The school’s primary objective is to provide quality education to low-income families from flood-affected communities and up to 240 students from the Arroz Barato community and surrounding settlements will be the primary beneficiaries.
The project highlights environmentally friendly construction elements and materials that will help reduce the impact of the extreme weather conditions, as well as preserve the existing green areas and trees that provide natural shading for the students. Additionally, locally available materials and labor were employed during the construction process.
A key factor for building this successful project was community engagement from the early stages. Students, teachers and parents were involved in participatory design processes that helped define project guidelines and priorities for the designers to take into account.
Moreover, community empowerment was greater achieved by working with a group of volunteer students to design and build exterior and landscape elements based on recycling materials that included bottles and wood. The students’ work emphasizes the importance of rainwater management and gardening education.

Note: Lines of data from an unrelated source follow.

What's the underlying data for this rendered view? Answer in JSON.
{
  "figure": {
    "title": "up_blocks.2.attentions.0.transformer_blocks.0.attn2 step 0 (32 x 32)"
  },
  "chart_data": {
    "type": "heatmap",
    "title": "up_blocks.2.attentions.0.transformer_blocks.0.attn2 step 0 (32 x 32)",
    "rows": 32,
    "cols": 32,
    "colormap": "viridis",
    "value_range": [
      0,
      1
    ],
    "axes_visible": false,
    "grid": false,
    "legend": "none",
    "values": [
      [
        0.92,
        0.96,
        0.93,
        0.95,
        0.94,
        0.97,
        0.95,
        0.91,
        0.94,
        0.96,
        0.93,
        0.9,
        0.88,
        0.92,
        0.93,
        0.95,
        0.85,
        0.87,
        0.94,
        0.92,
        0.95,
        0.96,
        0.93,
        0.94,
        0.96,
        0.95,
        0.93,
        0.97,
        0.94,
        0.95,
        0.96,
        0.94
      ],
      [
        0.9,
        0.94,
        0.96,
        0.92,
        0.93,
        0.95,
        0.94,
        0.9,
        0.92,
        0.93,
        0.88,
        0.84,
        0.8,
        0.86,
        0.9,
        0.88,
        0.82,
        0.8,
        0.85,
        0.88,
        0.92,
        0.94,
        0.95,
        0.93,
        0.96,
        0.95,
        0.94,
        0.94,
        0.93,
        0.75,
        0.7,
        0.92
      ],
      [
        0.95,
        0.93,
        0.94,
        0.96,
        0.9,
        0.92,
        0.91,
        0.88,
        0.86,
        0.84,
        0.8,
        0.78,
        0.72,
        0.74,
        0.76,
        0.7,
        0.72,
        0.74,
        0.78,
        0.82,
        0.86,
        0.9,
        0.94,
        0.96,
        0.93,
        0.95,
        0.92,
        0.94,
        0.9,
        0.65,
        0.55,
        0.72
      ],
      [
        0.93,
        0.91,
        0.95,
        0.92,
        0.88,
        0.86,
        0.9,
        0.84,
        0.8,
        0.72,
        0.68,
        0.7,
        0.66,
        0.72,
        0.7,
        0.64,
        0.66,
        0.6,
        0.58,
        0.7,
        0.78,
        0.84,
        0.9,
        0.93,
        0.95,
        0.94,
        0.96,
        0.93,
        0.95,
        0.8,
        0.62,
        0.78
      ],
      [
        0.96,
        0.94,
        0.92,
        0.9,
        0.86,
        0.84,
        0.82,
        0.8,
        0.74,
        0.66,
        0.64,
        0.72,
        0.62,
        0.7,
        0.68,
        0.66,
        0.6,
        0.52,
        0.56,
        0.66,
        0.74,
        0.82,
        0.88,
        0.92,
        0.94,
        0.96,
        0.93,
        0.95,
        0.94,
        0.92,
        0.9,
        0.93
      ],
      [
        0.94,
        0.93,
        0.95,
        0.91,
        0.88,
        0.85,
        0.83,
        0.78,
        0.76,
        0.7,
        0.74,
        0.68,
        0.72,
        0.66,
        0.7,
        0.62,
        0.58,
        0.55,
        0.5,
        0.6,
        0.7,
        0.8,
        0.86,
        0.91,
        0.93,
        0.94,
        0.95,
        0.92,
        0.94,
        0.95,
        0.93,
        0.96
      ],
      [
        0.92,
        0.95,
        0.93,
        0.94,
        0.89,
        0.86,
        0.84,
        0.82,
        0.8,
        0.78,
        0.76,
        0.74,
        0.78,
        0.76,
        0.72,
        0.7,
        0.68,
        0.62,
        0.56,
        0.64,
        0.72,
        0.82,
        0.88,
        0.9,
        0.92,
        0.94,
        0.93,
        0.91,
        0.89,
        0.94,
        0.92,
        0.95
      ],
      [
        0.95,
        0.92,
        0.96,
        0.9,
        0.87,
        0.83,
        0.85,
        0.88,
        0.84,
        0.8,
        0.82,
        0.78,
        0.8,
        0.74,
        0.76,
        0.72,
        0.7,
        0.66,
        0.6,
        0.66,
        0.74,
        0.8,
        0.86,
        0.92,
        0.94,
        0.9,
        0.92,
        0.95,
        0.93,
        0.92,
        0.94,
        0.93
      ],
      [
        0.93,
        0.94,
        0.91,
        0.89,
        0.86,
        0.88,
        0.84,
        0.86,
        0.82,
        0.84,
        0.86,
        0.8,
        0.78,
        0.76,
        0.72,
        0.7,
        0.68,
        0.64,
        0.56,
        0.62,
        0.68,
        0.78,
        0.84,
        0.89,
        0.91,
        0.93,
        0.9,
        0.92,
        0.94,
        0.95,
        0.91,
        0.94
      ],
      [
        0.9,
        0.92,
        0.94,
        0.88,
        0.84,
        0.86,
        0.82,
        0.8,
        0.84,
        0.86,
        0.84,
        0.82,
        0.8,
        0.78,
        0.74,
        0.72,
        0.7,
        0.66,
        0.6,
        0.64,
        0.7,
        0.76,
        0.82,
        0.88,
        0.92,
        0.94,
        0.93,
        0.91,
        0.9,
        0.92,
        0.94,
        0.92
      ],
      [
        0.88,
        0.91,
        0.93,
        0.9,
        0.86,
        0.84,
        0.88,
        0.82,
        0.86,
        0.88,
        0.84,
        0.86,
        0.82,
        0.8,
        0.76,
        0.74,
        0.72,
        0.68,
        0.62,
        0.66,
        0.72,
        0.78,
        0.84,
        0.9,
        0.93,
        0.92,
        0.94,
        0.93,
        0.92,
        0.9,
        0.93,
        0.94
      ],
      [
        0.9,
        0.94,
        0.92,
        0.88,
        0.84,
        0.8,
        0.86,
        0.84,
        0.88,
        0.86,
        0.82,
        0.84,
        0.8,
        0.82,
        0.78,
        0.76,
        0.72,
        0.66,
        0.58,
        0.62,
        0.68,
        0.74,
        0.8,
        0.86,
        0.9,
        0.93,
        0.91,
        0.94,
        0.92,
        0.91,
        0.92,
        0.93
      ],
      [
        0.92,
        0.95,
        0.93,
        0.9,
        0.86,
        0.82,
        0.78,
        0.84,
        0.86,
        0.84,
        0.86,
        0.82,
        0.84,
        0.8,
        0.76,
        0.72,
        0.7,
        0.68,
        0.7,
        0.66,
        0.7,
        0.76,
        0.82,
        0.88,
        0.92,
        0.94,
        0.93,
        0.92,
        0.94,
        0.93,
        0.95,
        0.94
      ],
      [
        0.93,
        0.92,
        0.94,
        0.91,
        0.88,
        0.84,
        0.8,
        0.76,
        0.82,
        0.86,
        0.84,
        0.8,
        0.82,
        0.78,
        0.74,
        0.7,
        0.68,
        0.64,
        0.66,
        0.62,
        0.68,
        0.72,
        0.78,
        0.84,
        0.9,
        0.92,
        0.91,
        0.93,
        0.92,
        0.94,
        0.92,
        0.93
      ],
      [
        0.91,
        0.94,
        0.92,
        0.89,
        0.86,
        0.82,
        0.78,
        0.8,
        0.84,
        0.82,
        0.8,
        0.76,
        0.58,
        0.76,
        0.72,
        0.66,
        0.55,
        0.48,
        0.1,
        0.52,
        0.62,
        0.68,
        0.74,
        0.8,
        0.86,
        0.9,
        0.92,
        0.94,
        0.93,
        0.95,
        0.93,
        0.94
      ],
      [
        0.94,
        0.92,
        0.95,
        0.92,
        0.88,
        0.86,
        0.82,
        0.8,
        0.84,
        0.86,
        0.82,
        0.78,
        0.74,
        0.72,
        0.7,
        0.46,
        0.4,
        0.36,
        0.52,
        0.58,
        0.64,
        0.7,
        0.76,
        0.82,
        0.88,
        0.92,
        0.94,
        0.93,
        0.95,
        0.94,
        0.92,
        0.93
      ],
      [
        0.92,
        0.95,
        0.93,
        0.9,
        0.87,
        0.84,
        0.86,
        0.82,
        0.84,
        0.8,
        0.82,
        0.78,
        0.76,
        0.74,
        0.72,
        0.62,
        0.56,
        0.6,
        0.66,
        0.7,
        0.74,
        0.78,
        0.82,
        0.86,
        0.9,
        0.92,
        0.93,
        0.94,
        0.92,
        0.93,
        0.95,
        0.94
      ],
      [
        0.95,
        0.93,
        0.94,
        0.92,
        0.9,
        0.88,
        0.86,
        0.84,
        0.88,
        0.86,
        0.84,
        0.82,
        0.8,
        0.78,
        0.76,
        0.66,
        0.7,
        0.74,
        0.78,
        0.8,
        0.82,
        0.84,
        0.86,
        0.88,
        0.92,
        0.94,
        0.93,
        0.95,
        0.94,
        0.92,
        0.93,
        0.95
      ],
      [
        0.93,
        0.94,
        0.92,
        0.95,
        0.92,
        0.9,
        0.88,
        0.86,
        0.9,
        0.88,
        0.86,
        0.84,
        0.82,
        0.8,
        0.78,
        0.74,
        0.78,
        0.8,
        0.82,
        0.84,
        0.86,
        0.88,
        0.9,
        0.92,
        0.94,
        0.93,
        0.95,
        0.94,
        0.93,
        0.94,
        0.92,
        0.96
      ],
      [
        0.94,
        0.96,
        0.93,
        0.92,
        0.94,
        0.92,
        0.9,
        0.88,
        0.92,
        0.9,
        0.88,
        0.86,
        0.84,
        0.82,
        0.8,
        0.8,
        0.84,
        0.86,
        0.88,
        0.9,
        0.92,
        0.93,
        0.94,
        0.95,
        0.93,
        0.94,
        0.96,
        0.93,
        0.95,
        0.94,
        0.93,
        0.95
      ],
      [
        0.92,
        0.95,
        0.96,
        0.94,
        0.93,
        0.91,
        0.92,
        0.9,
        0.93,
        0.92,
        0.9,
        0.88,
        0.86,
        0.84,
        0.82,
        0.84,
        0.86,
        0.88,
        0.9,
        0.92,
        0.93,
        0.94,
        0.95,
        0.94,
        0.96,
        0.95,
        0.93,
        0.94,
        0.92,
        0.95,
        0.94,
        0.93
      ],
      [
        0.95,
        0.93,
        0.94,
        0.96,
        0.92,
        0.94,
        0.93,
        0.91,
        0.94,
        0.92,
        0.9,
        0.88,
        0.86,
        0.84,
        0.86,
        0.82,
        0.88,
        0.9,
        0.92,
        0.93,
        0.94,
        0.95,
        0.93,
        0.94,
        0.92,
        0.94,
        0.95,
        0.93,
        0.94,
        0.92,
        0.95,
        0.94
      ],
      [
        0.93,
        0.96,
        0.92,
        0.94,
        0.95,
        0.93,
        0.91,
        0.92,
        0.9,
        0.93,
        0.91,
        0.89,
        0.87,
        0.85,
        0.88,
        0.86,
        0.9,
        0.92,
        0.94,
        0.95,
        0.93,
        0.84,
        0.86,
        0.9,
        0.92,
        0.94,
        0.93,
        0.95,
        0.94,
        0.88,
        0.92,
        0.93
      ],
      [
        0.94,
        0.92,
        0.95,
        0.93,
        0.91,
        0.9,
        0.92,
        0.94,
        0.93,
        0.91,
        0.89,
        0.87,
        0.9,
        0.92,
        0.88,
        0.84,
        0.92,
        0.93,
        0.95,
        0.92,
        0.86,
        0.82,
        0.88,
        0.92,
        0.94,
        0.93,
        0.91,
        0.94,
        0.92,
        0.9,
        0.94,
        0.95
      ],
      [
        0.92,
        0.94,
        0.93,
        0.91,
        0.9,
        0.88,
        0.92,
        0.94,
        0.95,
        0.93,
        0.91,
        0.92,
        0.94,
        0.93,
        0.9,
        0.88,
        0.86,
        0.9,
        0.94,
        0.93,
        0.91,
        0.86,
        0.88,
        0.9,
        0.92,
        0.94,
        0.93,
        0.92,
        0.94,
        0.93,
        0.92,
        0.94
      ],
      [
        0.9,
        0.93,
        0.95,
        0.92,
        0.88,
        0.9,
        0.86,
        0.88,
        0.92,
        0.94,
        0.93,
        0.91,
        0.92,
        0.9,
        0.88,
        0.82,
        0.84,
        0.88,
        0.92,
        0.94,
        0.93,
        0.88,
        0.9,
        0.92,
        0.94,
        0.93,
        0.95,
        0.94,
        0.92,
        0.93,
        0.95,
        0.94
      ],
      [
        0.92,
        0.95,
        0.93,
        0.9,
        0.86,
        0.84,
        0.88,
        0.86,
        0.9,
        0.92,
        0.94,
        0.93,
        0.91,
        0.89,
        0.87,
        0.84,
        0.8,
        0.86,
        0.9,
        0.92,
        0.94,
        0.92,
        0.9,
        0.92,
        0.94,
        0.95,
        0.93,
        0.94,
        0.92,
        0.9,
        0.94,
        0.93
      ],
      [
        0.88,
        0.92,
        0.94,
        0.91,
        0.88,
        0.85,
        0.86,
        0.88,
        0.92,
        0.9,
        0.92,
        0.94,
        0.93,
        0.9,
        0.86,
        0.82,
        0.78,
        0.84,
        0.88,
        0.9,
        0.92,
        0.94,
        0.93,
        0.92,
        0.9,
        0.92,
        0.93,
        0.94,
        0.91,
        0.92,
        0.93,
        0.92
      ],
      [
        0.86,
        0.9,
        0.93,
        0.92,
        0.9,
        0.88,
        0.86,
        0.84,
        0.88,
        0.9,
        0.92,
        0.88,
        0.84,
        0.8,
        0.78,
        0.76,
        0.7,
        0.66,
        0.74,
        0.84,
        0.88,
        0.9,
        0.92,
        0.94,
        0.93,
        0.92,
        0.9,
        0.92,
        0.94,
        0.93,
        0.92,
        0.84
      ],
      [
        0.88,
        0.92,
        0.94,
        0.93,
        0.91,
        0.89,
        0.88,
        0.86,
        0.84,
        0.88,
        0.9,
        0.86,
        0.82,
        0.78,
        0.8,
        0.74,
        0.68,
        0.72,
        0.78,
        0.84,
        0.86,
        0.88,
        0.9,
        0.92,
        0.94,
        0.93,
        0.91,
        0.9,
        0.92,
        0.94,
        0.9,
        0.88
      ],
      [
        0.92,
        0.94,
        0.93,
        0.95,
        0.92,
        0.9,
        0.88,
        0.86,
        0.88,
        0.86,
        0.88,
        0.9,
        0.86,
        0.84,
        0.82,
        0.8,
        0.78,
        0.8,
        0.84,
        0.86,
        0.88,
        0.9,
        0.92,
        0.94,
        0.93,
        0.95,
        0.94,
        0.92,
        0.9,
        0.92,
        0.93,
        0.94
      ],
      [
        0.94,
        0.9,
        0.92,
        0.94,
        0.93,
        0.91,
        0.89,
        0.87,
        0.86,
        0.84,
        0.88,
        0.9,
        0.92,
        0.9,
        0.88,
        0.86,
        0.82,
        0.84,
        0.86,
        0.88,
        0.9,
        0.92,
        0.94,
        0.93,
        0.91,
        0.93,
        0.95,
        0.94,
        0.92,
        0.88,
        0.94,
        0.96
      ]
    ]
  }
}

I’d also like to give thanks to the local Architect of Record, Opus Estudio, for their collaborative and creative design that preserves existing green areas, and a special recognition to builder Pedro Medina Tejeda for his commitment to the project and to employing local community members throughout the construction process.
Congratulations to San Francisco de Asis School!!!
Diego is a registered architect and development practitioner. A native from Bolivia, Diego completed his undergraduate studies at The Monterrey Institute of Technology in Mexico and holds a Masters in Building and Urban design in Development from the Bartlett Faculty of the Built Environment in London. Diego with over 10 years of experience working in diverse Latin American countries joined Architecture for Humanity in 2010 and has been involved in the Happy Hearts, Nike and Enel Cuore programs focused in Latin America.
In March 2012, Architecture for Humanity initiated a partnership with Enel, Europe’s second-largest utility company and a provider of sustainable energy around the world. The program, facilitated through Enel’s foundation, Enel Cuore Onlus, is designed to build capacity in rural and urban areas affected by considerable poverty and social disadvantage.